Justin Trudeau’s clarion call for transparency on Parliament Hill, recited to reporters yesterday in Ottawa, was a masterful exercise in orchestrated naïveté. The Liberal leader so innocently called on his colleagues across party lines to follow him into the valhalla of open minds and open books. He urged fellow MPs to report detailed expenses online, as his Liberal team plans to do. Trudeau made it sound like a three-legged race at a family barbecue. To wit:

“This is the first step of what I hope will be a cascade of transparency and openness as the other parties try to outdo each other. I would love to see a competition in this, to try and see which party can truly be most transparent to Canadians because right now, the bar is set so low that I’m happy to raise the bar to this level.”

Cynics might call those words arrogant, hollow or a cheap ploy. The other parties declined to join the fun. Government House Leader Peter Van Loan said the board of internal economy, the committee tasked with monitoring MP spending, is looking at improving how it reports that spending—an “important initiative,” said Van Loan, but one that takes time. The NDP’s Nathan Cullen, who sits on the board, said the Liberals’ self-reporting style won’t work and that proper oversight requires outside eyeballs.

Probably, this is a story that sends most readers into a coma. Expenses are the most boring thing in the world until someone starts claiming things improperly, as several senators have learned the hard way. But the way this particular conversation among political leaders played out says a lot about how Trudeau hopes to outmaneuver his political opponents. Pick a harmless issue, pick a direction, challenge opponents to follow, and smile all the while. Posting expenses online, without being told to do so by some higher power, is not something voters will ever punish. Meanwhile, the other parties kick the can down the road.

Once Trudeau starts treating serious policy the same way he treats caucus transparency, and he picks a direction and challenges his opponents to follow, we could have a debate on our hands. We just might have to wait a while.

 

What’s above the fold

The Globe and Mail  The head of Canadian Pacific wants tougher safety regulations on railways.
National Post  The cruise liner Costa Concordia has fully emerged off Italy’s coast.
Toronto Star  Toronto Community Housing faces a pair of potentially harmful probes.
Ottawa Citizen  A small-town mayor and two councillors will be charged with breach of trust.
CBC News  Children are injured on playground equipment at increasing rates.
CTV News  A woman who killed two sons in Alberta was found dead in Australia.
National Newswatch  Sen. Mike Duffy visited the Prime Minister’s Office after a troubling audit.

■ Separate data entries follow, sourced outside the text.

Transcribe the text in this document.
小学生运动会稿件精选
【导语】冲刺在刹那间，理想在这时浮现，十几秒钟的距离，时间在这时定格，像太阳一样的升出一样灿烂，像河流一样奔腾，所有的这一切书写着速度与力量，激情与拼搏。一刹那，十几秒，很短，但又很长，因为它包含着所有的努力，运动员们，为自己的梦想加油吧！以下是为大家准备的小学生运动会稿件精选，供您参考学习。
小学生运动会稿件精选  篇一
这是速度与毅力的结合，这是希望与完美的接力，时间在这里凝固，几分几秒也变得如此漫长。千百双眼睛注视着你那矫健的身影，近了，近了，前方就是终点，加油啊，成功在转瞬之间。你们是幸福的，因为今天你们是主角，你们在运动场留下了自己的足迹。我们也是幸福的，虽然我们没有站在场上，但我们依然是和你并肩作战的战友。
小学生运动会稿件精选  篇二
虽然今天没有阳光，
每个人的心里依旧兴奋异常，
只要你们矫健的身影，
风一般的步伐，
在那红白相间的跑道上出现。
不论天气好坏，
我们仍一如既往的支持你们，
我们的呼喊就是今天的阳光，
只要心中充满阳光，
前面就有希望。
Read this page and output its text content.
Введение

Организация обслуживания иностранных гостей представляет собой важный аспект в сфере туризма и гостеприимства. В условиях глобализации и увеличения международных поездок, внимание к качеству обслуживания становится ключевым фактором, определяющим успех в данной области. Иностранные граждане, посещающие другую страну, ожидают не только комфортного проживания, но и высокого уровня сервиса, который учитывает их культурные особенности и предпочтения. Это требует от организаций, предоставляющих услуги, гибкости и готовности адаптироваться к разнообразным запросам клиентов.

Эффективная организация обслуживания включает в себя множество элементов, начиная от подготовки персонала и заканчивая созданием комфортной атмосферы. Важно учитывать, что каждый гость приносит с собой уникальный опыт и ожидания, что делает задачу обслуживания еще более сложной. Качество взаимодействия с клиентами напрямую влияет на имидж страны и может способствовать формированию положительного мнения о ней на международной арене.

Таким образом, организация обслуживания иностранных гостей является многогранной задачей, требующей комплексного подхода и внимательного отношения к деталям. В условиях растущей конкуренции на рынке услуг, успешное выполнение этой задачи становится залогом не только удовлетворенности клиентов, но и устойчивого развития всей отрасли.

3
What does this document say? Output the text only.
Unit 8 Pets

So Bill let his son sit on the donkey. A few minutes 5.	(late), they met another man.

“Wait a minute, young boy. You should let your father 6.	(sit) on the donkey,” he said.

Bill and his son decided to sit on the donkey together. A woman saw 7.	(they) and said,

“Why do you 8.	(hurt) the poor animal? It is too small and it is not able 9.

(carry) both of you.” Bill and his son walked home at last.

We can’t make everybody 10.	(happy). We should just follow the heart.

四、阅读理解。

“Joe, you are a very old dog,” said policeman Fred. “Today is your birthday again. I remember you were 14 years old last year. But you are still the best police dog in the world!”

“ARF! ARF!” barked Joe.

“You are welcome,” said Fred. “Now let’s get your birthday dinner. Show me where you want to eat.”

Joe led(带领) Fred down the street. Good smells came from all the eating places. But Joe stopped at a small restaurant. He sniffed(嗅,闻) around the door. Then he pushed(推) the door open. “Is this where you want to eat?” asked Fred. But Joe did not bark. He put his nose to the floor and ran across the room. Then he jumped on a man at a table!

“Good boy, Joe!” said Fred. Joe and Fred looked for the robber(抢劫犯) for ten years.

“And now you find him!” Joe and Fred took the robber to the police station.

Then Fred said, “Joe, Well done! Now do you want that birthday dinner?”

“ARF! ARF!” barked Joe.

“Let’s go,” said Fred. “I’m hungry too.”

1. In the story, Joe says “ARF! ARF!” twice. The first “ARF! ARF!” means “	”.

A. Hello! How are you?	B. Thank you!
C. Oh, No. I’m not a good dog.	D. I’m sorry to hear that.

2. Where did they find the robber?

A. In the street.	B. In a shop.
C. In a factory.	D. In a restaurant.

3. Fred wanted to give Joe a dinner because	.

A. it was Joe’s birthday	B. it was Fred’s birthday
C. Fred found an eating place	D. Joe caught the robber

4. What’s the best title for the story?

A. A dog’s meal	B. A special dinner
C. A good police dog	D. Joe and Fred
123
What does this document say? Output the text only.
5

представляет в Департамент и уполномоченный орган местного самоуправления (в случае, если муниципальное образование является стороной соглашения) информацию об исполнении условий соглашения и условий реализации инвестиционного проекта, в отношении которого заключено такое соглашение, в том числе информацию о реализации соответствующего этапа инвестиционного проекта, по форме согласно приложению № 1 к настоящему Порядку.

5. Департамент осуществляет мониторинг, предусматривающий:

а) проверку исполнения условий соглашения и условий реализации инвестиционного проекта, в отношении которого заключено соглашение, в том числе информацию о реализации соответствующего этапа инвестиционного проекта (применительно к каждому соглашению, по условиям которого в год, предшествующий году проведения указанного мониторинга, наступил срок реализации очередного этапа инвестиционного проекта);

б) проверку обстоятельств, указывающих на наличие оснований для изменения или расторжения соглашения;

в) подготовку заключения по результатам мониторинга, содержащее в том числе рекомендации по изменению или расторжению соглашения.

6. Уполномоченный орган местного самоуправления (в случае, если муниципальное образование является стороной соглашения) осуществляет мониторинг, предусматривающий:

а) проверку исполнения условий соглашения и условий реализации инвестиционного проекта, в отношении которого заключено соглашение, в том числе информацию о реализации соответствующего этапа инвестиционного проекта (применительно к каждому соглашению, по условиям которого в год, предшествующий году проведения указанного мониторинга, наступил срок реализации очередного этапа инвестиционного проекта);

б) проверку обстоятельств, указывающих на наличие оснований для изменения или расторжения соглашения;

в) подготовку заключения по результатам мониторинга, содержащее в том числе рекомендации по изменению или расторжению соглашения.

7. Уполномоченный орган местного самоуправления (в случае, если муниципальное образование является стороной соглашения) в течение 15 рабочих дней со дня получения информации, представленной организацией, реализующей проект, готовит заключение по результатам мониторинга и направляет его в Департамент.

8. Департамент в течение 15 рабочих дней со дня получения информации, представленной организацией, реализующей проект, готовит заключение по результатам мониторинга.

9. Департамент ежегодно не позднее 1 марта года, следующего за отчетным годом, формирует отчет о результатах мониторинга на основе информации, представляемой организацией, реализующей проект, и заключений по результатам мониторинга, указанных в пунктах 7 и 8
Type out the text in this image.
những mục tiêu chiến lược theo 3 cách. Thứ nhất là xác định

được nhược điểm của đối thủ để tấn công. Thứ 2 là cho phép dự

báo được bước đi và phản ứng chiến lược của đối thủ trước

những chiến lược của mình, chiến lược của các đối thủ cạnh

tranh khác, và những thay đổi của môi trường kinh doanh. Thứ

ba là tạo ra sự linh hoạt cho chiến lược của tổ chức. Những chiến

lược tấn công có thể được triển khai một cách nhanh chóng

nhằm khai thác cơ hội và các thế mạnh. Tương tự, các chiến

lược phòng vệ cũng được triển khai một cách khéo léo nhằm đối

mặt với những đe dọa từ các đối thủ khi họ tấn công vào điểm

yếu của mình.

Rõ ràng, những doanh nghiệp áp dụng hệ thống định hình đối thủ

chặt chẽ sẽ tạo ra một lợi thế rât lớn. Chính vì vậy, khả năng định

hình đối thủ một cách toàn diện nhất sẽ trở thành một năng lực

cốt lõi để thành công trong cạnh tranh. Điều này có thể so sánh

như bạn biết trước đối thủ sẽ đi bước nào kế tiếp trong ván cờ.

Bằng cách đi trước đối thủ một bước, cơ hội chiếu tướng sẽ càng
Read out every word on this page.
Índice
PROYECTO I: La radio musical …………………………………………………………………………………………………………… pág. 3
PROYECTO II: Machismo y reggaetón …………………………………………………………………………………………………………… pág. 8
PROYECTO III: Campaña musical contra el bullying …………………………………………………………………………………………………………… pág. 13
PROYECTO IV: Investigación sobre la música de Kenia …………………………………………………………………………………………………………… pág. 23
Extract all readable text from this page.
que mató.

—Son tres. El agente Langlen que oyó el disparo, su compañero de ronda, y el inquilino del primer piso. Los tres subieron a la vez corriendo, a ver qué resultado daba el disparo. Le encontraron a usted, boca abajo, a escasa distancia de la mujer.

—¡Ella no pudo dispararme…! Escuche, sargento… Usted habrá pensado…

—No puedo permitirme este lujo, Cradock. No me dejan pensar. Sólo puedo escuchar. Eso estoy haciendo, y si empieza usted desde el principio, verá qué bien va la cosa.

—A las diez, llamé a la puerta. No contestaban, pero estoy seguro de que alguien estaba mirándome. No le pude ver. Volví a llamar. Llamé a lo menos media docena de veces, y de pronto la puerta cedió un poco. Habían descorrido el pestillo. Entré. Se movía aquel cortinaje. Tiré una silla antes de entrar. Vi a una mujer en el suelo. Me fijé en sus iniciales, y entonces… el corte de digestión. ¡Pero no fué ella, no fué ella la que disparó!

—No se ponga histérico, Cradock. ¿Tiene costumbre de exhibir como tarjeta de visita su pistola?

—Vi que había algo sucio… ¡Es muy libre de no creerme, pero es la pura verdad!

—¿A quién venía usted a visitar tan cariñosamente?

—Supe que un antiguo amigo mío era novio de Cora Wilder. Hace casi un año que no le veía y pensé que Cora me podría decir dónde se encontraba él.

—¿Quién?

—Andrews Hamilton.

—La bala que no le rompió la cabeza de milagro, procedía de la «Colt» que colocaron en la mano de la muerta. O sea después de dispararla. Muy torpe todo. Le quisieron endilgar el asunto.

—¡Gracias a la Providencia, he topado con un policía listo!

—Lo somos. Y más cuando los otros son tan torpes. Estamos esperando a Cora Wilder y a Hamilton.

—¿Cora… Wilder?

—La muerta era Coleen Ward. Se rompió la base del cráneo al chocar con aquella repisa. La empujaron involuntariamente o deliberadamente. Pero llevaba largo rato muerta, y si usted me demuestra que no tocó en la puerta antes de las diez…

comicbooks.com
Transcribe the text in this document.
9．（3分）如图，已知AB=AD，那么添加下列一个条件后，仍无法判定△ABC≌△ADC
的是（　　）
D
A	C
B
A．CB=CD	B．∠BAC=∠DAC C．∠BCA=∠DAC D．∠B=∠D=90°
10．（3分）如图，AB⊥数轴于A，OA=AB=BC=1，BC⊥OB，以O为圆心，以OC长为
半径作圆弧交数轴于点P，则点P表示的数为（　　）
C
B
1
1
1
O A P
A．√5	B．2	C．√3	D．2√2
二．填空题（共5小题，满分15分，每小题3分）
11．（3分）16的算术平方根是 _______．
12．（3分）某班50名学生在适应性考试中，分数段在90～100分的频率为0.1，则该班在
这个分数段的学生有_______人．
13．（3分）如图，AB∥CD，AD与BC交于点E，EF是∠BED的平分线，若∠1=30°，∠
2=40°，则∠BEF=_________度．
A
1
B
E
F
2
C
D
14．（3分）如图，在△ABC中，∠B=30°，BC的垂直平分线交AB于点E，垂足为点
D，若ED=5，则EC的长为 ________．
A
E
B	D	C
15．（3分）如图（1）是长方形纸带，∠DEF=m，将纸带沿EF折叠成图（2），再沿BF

What you might have missed

THE NATIONAL Arctic crash. The three victims of a mysterious helicopter crash in Canada’s arctic waters died of hypothermia, according to an autopsy, not from the incident itself. The three men, members of the Coast Guard aboard the icebreaker HMCS Amundsen, had set off to find a route for the ship. They sent out no distress call before the crash.
THE GLOBAL French murder. A French jeweller, Stephan Turk, was charged with voluntary homicide after he shot—and killed—a 19-year-old robber who’d escaped his store. Protesters in Nice are defending Turk’s action as self-defence, while the robber’s defenders decry vigilante justice as irresponsible. Armed robberies have apparently increased in recent years.
THE QUIRKY Rats. Parks Canada is hoping to eradicate rat populations on two islands off B.C.’s coast. The agency will drop poison pellets from helicopters on Murchison and Faraday islands, where rats—who have no natural predators—have decimated bird populations. The assault is part of a five-year, $2.5-million campaign to restore the islands’ natural habitat.